Phonon Softening and Weak Temperature-dependent Lorenz Number for Bio-supported Ultra-thin Ir Film

TL;DR

This study investigates the temperature-dependent Lorenz number of bio-supported ultra-thin Ir film, revealing phonon softening, high residual resistivity, and a Lorenz number close to the Sommerfeld value with weak temperature dependence.

Contribution

It provides the first detailed analysis of the Lorenz number behavior in bio-supported ultra-thin Ir films, highlighting phonon softening and the applicability of the Wiedemann-Franz Law at low temperatures.

Findings

Large residual resistivity due to electron scattering

Significant reduction in thermal conductivity

Lorenz number remains close to Sommerfeld value

Abstract

This work reports on the first-time study of the temperature-dependent behavior of the Lorenz number of bio-supported average 3.2 nm-thin Ir film down to 10 K. Due to the strong imperfection-electron scattering, a very large residual resistivity is observed for the film that dominates the overall electron transport. The Debye temperature (221 K)of the film is found much smaller than that of bulk (308 K). This phonon softening strongly confirms the extensive surface and grain boundary electron scatterings. More than one order of magnitude reduction is observed for the thermal conductivity of the film.
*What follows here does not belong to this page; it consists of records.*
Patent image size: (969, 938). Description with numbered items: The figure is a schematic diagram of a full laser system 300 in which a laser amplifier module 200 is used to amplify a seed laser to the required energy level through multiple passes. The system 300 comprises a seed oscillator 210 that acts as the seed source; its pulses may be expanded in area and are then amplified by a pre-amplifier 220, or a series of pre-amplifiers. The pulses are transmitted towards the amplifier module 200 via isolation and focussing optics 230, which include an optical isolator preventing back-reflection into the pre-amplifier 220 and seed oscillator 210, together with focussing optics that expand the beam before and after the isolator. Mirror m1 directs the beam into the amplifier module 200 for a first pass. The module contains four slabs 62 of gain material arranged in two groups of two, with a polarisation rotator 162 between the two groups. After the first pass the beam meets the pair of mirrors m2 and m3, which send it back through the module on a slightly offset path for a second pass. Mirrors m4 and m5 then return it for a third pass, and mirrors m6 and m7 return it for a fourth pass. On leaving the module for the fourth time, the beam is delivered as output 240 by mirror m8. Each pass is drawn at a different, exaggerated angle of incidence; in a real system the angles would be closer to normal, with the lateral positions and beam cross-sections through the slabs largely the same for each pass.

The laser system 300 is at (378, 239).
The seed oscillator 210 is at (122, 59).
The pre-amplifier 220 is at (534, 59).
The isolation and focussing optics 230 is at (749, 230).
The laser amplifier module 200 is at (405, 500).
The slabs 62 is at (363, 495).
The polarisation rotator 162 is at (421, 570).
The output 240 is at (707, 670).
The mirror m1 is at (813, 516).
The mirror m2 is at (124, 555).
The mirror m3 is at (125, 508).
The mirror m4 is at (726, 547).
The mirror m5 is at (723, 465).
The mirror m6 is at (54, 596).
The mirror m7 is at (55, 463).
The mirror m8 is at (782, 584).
We find the Wiedemann-Franz Law still applies to our film even at low temperatures. The overall Lorenz number and that of imperfection structure are close to the Sommerfeld value and shows little temperature dependence. This is contrast to other studied low dimensional metallic structures that have a much larger Lorenz number. Electron tunneling and hopping in the biomaterial substrate are speculated responsible for the observed Lorenz number.